To draw an analogy to John’s villainous character in Abbas-Mustan’s Race 2 (2013), he initially attributes his actions to heartbreak from his girlfriend (Bipasha Basu). But later, when he gets the better of his nemesis after this emotional manipulation, he reveals he killed his girlfriend only because she stole his money. That’s what the difference between the baddies of Spy Universe and Dhoom is: emotion was neither the strength nor the Kryptonite of the Dhoom villains.
The only exception is Vijay Krishna Acharya’s Dhoom 3 (2013). One can’t say if it was Aamir Khan’s involvement, a new director’s treatment, or Aditya Chopra moving ahead with the times, but Aamir’s antagonist character was given such an extensive backstory that it did not feel like a follow-up to the first two Dhoom instalments at all. One only needed a romantic track with Sunehri (Aishwarya Rai) or even a scene (where John’s Kabir said he’s hurt by his teammate getting caught but the show must go on) to show the villains as emotionally available, humanised characters instead of copies of each other.
Sanjay Gadhvi placed the conflict of good vs evil not on the villains or the heroes, but on a third character who tiptoed on the line between both.
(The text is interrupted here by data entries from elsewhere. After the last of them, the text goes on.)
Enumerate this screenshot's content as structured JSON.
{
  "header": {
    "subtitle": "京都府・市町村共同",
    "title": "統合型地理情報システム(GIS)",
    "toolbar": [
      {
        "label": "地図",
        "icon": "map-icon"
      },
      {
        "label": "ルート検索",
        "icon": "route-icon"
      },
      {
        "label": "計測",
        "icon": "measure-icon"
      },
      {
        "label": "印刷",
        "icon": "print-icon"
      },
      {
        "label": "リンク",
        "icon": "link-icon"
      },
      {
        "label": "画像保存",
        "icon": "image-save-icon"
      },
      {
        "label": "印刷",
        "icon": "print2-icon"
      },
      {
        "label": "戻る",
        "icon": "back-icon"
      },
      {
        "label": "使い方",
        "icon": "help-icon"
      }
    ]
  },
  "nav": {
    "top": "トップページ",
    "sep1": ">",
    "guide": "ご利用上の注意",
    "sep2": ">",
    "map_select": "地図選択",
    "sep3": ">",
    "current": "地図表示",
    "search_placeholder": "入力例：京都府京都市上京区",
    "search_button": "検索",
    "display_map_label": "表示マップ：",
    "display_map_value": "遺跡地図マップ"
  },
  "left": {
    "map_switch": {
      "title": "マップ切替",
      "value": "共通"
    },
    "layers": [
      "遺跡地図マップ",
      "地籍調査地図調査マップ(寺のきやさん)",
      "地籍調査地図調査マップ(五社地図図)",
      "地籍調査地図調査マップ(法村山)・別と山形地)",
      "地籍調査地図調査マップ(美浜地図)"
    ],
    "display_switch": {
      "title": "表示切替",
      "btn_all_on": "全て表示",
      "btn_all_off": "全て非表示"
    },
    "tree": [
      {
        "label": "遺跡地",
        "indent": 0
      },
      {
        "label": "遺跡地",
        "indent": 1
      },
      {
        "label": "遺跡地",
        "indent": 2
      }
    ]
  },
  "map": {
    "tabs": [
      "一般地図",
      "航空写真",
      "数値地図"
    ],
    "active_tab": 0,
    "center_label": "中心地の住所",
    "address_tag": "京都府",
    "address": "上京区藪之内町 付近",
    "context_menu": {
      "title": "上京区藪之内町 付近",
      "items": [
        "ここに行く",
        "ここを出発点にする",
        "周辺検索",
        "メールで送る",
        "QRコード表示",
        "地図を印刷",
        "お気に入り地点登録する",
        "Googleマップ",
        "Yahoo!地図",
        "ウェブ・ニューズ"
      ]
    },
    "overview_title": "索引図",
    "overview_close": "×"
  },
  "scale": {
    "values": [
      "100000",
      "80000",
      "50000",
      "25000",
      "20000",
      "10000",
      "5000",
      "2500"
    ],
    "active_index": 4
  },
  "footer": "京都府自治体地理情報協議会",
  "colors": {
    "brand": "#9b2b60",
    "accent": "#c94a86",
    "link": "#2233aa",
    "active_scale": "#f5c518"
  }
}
Uday Chopra’s Ali and Esha Deol’s Sheena (Dilbara, lol) in Dhoom and Aishwarya’s Sunehri in Dhoom 2 were petty thieves-turned-police informers, offering enough playing ground for the audience to choose between the righteous, colourless cop and the flawed, iridescent villain.
Where’s the music?
Dhoom was one of the early breakthroughs of music composer Pritam. He designed such a unique sound for the franchise that the words “dhoom dhoom” still echo at instant recall and ‘dhoom macha le’ became synonymous with bike rides. The title track of the first film was the OG Besharam Rang as it had Esha Deol distract the cops while Kabir and his biker gang did the job.
Similarly, the pre-climactic songs of Salaame in Dhoom and Dil Laga Na in Dhoom 2 served as the high-stake curtain raiser tracks (from the family of Aaj Ki Raat from Don). Laced with suspense and foreboding, they were the perfect preludes to a roaring climax. In the YRF Spy Universe, Jhoome Jo Pathaan and Leke Prabhu Ka Naam are relegated to the post-credits instead of being woven into the narrative.
Sanjay Gadhvi must be credited for letting YRF think beyond its staple crop of old-world romances. The Dhoom franchise gave Aditya Chopra the eyes to look beyond Swiss Alps into Swiss banks. The world of Jay Dixit, Ali, and the uber cool villains set the stage for a far larger universe with more of the same. Dhoom walked so YRF Spy Universe could run, or even take a flight.